With what will hopefully be the final leg of this global pandemic, much of the human population has at some point worked from home. Most of us now have a connection to the idea of ​​working from home as usual and the possibility of being able to spread out our time in order to better organize our everyday life. This is the case for the most part, but when it comes to long-term stressors that we accumulate in our daily lives, they flick a few red flags and seem to be detrimental to our mental health.

A study by researchers from Southern California found that longer working hours due to fewer commutes, higher work expectations and distractions, and reduced communication with colleagues reduced our productivity.
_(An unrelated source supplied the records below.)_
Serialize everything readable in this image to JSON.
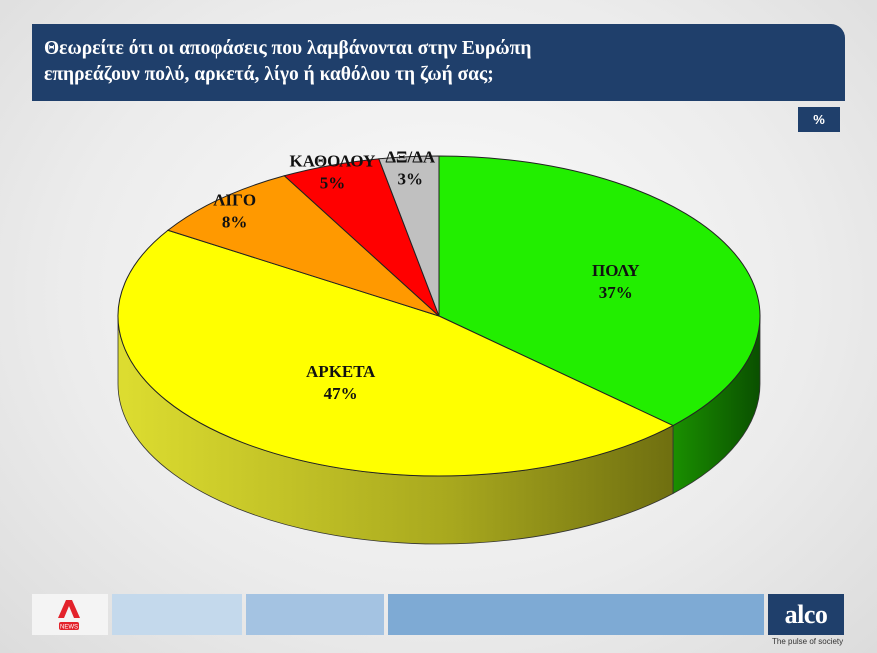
{
  "header": {
    "question_line1": "Θεωρείτε ότι οι αποφάσεις που λαμβάνονται στην Ευρώπη",
    "question_line2": "επηρεάζουν πολύ, αρκετά, λίγο ή καθόλου τη ζωή σας;",
    "unit": "%"
  },
  "chart_data": {
    "type": "pie",
    "categories": [
      "ΠΟΛΥ",
      "ΑΡΚΕΤΑ",
      "ΛΙΓΟ",
      "ΚΑΘΟΛΟΥ",
      "ΔΞ/ΔΑ"
    ],
    "values": [
      37,
      47,
      8,
      5,
      3
    ],
    "value_labels": [
      "37%",
      "47%",
      "8%",
      "5%",
      "3%"
    ],
    "colors": [
      "#22ee00",
      "#ffff00",
      "#ff9900",
      "#ff0000",
      "#c0c0c0"
    ],
    "side_colors": [
      "#0f6f00",
      "#86861a",
      "#9a5c00",
      "#8a0000",
      "#707070"
    ],
    "style": "3d-pie",
    "start": "12 o'clock",
    "direction": "clockwise"
  },
  "footer": {
    "logo_left": "ALPHA NEWS",
    "logo_left_small": "NEWS",
    "logo_right": "alco",
    "logo_right_tagline": "The pulse of society",
    "colors": [
      "#f4f4f4",
      "#c4d9ec",
      "#a4c3e2",
      "#7eaad4",
      "#1f3f6b"
    ]
  }
}
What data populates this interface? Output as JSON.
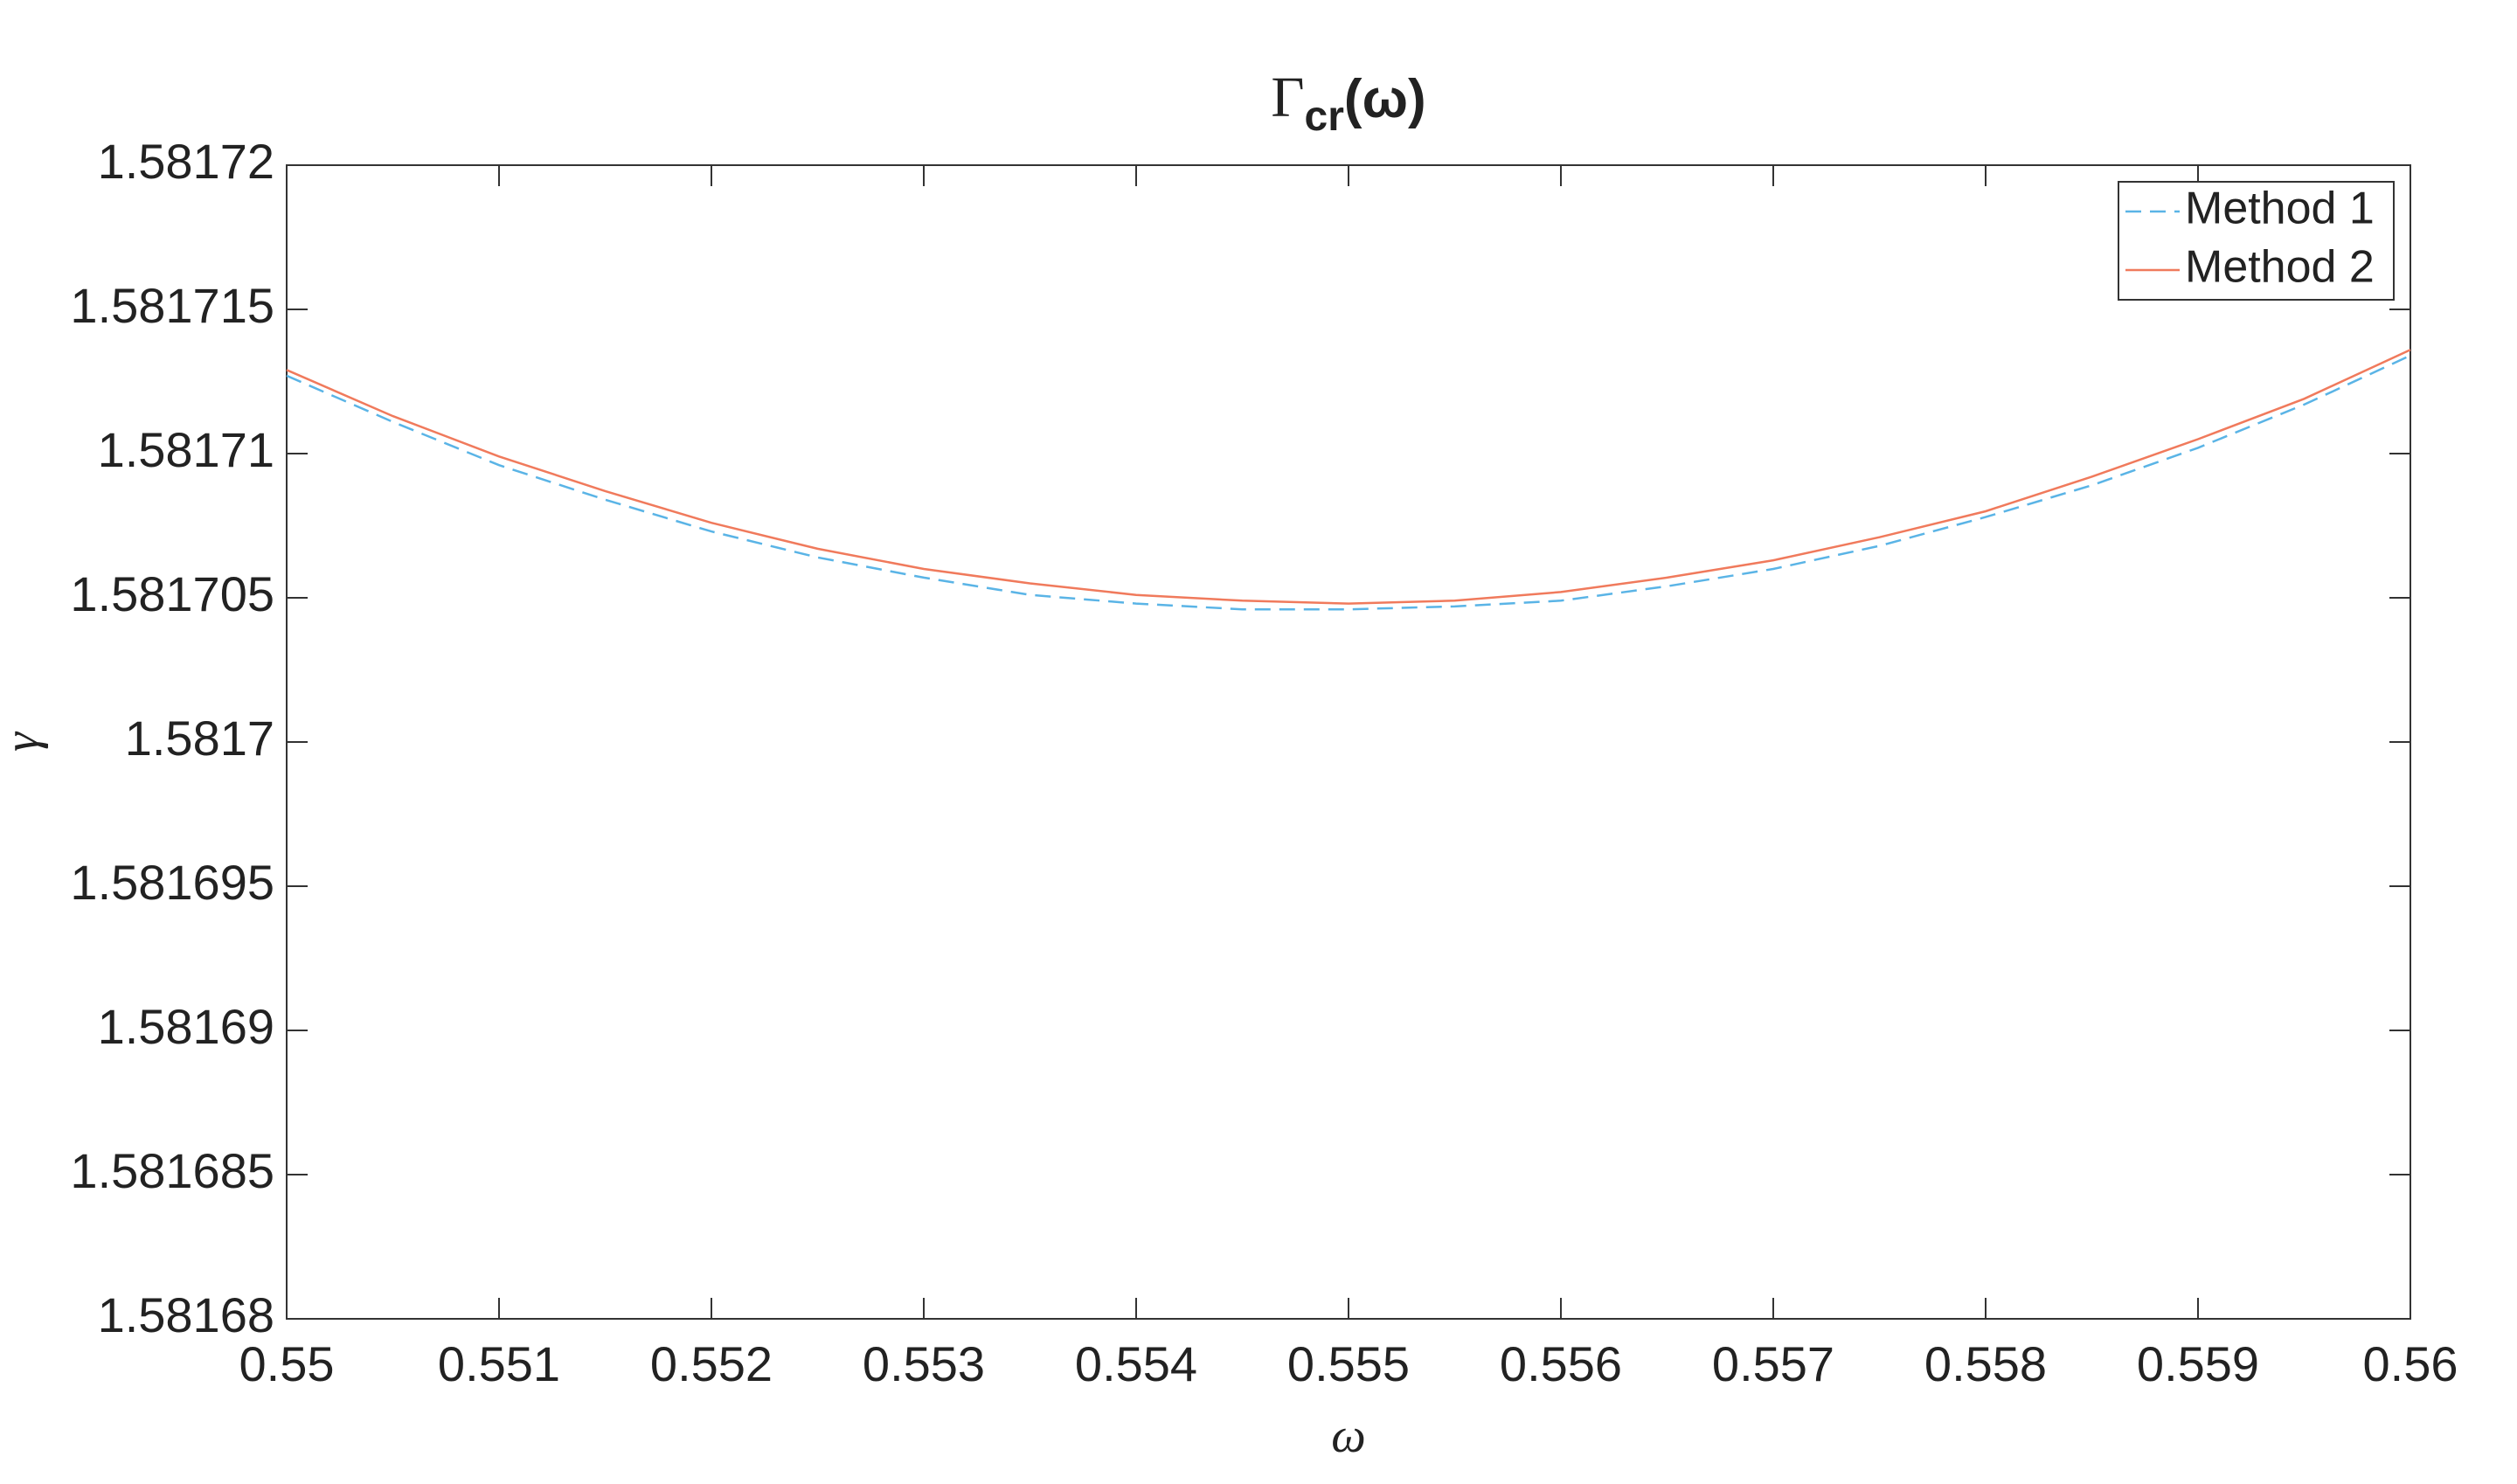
{
  "chart_data": {
    "type": "line",
    "title": [
      "Γ",
      "cr",
      "(ω)"
    ],
    "xlabel": "ω",
    "ylabel": "γ",
    "x": [
      0.55,
      0.5505,
      0.551,
      0.5515,
      0.552,
      0.5525,
      0.553,
      0.5535,
      0.554,
      0.5545,
      0.555,
      0.5555,
      0.556,
      0.5565,
      0.557,
      0.5575,
      0.558,
      0.5585,
      0.559,
      0.5595,
      0.56
    ],
    "series": [
      {
        "name": "Method 1",
        "color": "#5ab4e6",
        "line_style": "dashed",
        "values": [
          1.5817127,
          1.5817111,
          1.5817096,
          1.5817084,
          1.5817073,
          1.5817064,
          1.5817057,
          1.5817051,
          1.5817048,
          1.5817046,
          1.5817046,
          1.5817047,
          1.5817049,
          1.5817054,
          1.581706,
          1.5817068,
          1.5817078,
          1.5817089,
          1.5817102,
          1.5817117,
          1.5817134
        ]
      },
      {
        "name": "Method 2",
        "color": "#f07a5c",
        "line_style": "solid",
        "values": [
          1.5817129,
          1.5817113,
          1.5817099,
          1.5817087,
          1.5817076,
          1.5817067,
          1.581706,
          1.5817055,
          1.5817051,
          1.5817049,
          1.5817048,
          1.5817049,
          1.5817052,
          1.5817057,
          1.5817063,
          1.5817071,
          1.581708,
          1.5817092,
          1.5817105,
          1.5817119,
          1.5817136
        ]
      }
    ],
    "xlim": [
      0.55,
      0.56
    ],
    "xticks": [
      0.55,
      0.551,
      0.552,
      0.553,
      0.554,
      0.555,
      0.556,
      0.557,
      0.558,
      0.559,
      0.56
    ],
    "ylim": [
      1.58168,
      1.58172
    ],
    "yticks": [
      1.58168,
      1.581685,
      1.58169,
      1.581695,
      1.5817,
      1.581705,
      1.58171,
      1.581715,
      1.58172
    ],
    "grid": false,
    "legend_position": "northeast"
  }
}
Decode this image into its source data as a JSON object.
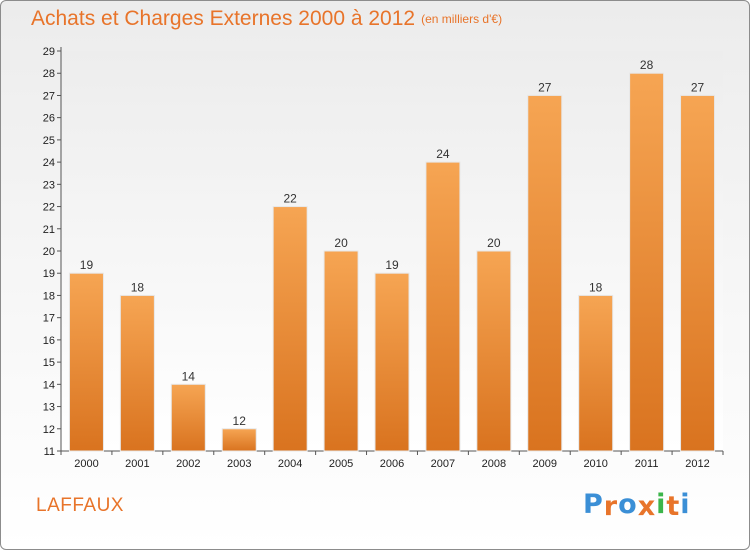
{
  "header": {
    "title": "Achats et Charges Externes 2000 à 2012",
    "unit": "(en milliers d'€)"
  },
  "footer": {
    "commune": "LAFFAUX",
    "logo": [
      "P",
      "r",
      "o",
      "x",
      "i",
      "t",
      "i"
    ]
  },
  "colors": {
    "accent": "#e8742a",
    "bar_top": "#f6a553",
    "bar_bottom": "#d9731f",
    "logo_letters": [
      "#3b8fd6",
      "#e8742a",
      "#3b8fd6",
      "#e8742a",
      "#3bb54a",
      "#e8742a",
      "#3b8fd6"
    ]
  },
  "chart_data": {
    "type": "bar",
    "title": "Achats et Charges Externes 2000 à 2012",
    "subtitle": "(en milliers d'€)",
    "xlabel": "",
    "ylabel": "",
    "categories": [
      "2000",
      "2001",
      "2002",
      "2003",
      "2004",
      "2005",
      "2006",
      "2007",
      "2008",
      "2009",
      "2010",
      "2011",
      "2012"
    ],
    "values": [
      19,
      18,
      14,
      12,
      22,
      20,
      19,
      24,
      20,
      27,
      18,
      28,
      27
    ],
    "ylim": [
      11,
      29
    ],
    "yticks": [
      11,
      12,
      13,
      14,
      15,
      16,
      17,
      18,
      19,
      20,
      21,
      22,
      23,
      24,
      25,
      26,
      27,
      28,
      29
    ],
    "grid": false,
    "legend": "none"
  }
}
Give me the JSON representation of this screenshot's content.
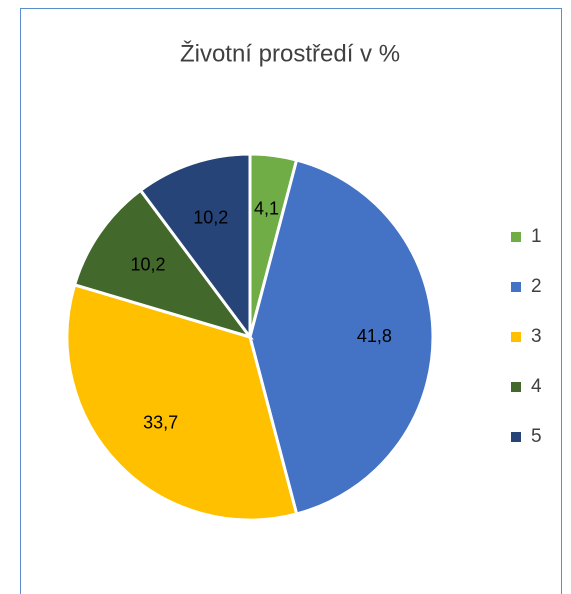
{
  "chart_data": {
    "type": "pie",
    "title": "Životní prostředí v %",
    "categories": [
      "1",
      "2",
      "3",
      "4",
      "5"
    ],
    "values": [
      4.1,
      41.8,
      33.7,
      10.2,
      10.2
    ],
    "value_labels": [
      "4,1",
      "41,8",
      "33,7",
      "10,2",
      "10,2"
    ],
    "colors": [
      "#70ad47",
      "#4472c4",
      "#ffc000",
      "#43682b",
      "#264478"
    ],
    "legend": "right"
  }
}
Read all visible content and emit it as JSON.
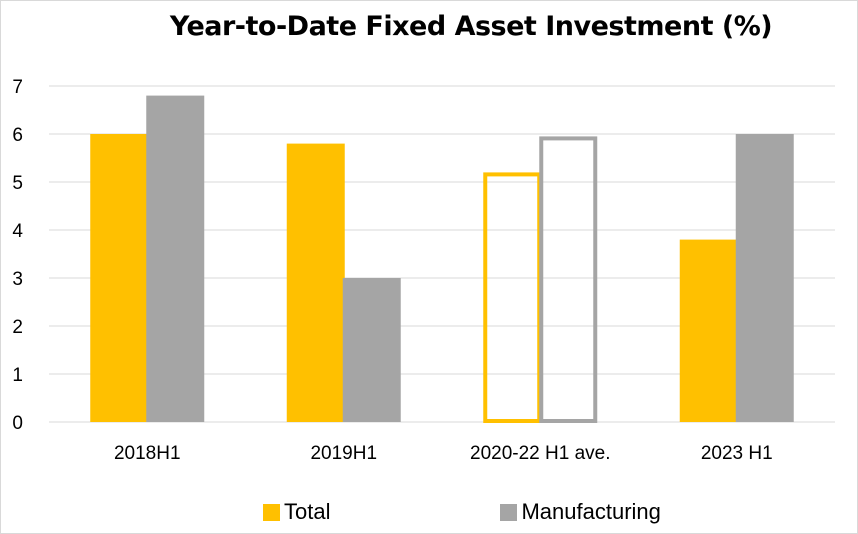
{
  "chart_data": {
    "type": "bar",
    "title": "Year-to-Date Fixed Asset Investment (%)",
    "xlabel": "",
    "ylabel": "",
    "categories": [
      "2018H1",
      "2019H1",
      "2020-22 H1 ave.",
      "2023 H1"
    ],
    "series": [
      {
        "name": "Total",
        "color": "#FFC000",
        "values": [
          6.0,
          5.8,
          5.2,
          3.8
        ]
      },
      {
        "name": "Manufacturing",
        "color": "#A5A5A5",
        "values": [
          6.8,
          3.0,
          5.95,
          6.0
        ]
      }
    ],
    "hollow_categories": [
      2
    ],
    "ylim": [
      0,
      7
    ],
    "yticks": [
      0,
      1,
      2,
      3,
      4,
      5,
      6,
      7
    ],
    "grid": true,
    "legend_position": "bottom"
  }
}
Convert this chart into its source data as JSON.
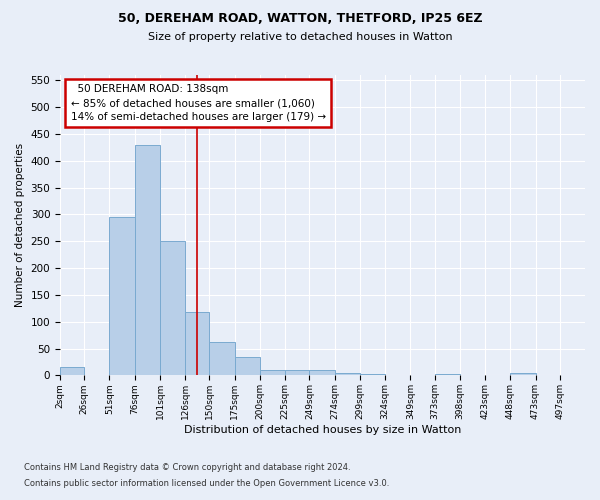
{
  "title1": "50, DEREHAM ROAD, WATTON, THETFORD, IP25 6EZ",
  "title2": "Size of property relative to detached houses in Watton",
  "xlabel": "Distribution of detached houses by size in Watton",
  "ylabel": "Number of detached properties",
  "footnote1": "Contains HM Land Registry data © Crown copyright and database right 2024.",
  "footnote2": "Contains public sector information licensed under the Open Government Licence v3.0.",
  "categories": [
    "2sqm",
    "26sqm",
    "51sqm",
    "76sqm",
    "101sqm",
    "126sqm",
    "150sqm",
    "175sqm",
    "200sqm",
    "225sqm",
    "249sqm",
    "274sqm",
    "299sqm",
    "324sqm",
    "349sqm",
    "373sqm",
    "398sqm",
    "423sqm",
    "448sqm",
    "473sqm",
    "497sqm"
  ],
  "values": [
    15,
    0,
    295,
    430,
    250,
    118,
    62,
    35,
    10,
    10,
    10,
    5,
    3,
    0,
    0,
    3,
    0,
    0,
    5,
    0,
    0
  ],
  "bar_color": "#b8cfe8",
  "bar_edge_color": "#7aaad0",
  "background_color": "#e8eef8",
  "grid_color": "#ffffff",
  "annotation_text": "  50 DEREHAM ROAD: 138sqm\n← 85% of detached houses are smaller (1,060)\n14% of semi-detached houses are larger (179) →",
  "annotation_box_color": "#ffffff",
  "annotation_box_edge": "#cc0000",
  "vline_x": 138,
  "vline_color": "#cc0000",
  "ylim": [
    0,
    560
  ],
  "yticks": [
    0,
    50,
    100,
    150,
    200,
    250,
    300,
    350,
    400,
    450,
    500,
    550
  ],
  "bin_edges": [
    2,
    26,
    51,
    76,
    101,
    126,
    150,
    175,
    200,
    225,
    249,
    274,
    299,
    324,
    349,
    373,
    398,
    423,
    448,
    473,
    497,
    522
  ]
}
The study states that the average time a person spends at work has increased by 1.5 hours. Especially when it comes to leading a distributed team, the working hours do not count, as the tasks seem to count for most employers.

It is understandable for us to think about our daily personal lives, to be content, to act like it is better for us, but as the study mentions, our mental health is not going to show its problems over a short period of time. Mental stress can have many symptoms, ranging from nervousness and insecurity to anger or irritability. These include

  • nervousness
  • Feelings of sadness or depression
  • fatigue
  • Feelings of anger or irritability
  • Low motivation
  • Short attention span
  • sleep disorders

For people who need to balance and manage work and personal life, these issues can be intertwined and lead to serious suffering and insomnia. If you’re going through any of these symptoms, or noticed that your loved one is having any of these symptoms, don’t worry, there are things anyone can do to achieve a better work-life balance.

Use everyday hacks

Everyday hacks helping your mind to bridge that work-life gap can go a long way in building both mental and physical hygiene

Differentiate your workplace and your home

Assign a place in your home for work and use that space only for work. This allows your brain to think that you are going in and out of work, which makes things easier to understand.

Do sports regularly

Exercise is a proven way to relieve mental stress. It is a known fact that both physical and mental behavior are interrelated.

Take breaks

Tea time during work is a time to hang out with your friends and relax from hectic work hours, but at home we sometimes tend to forget about it. Schedule short breaks every few hours to give yourself the much-needed rest and relaxation to continue.

These are some measures to help you better achieve that much needed balance, but it’s not just these, there are several small measures that will improve both your day and your health. After all, any change takes time, just relax and take the time to make decisions that will put a smile on your face.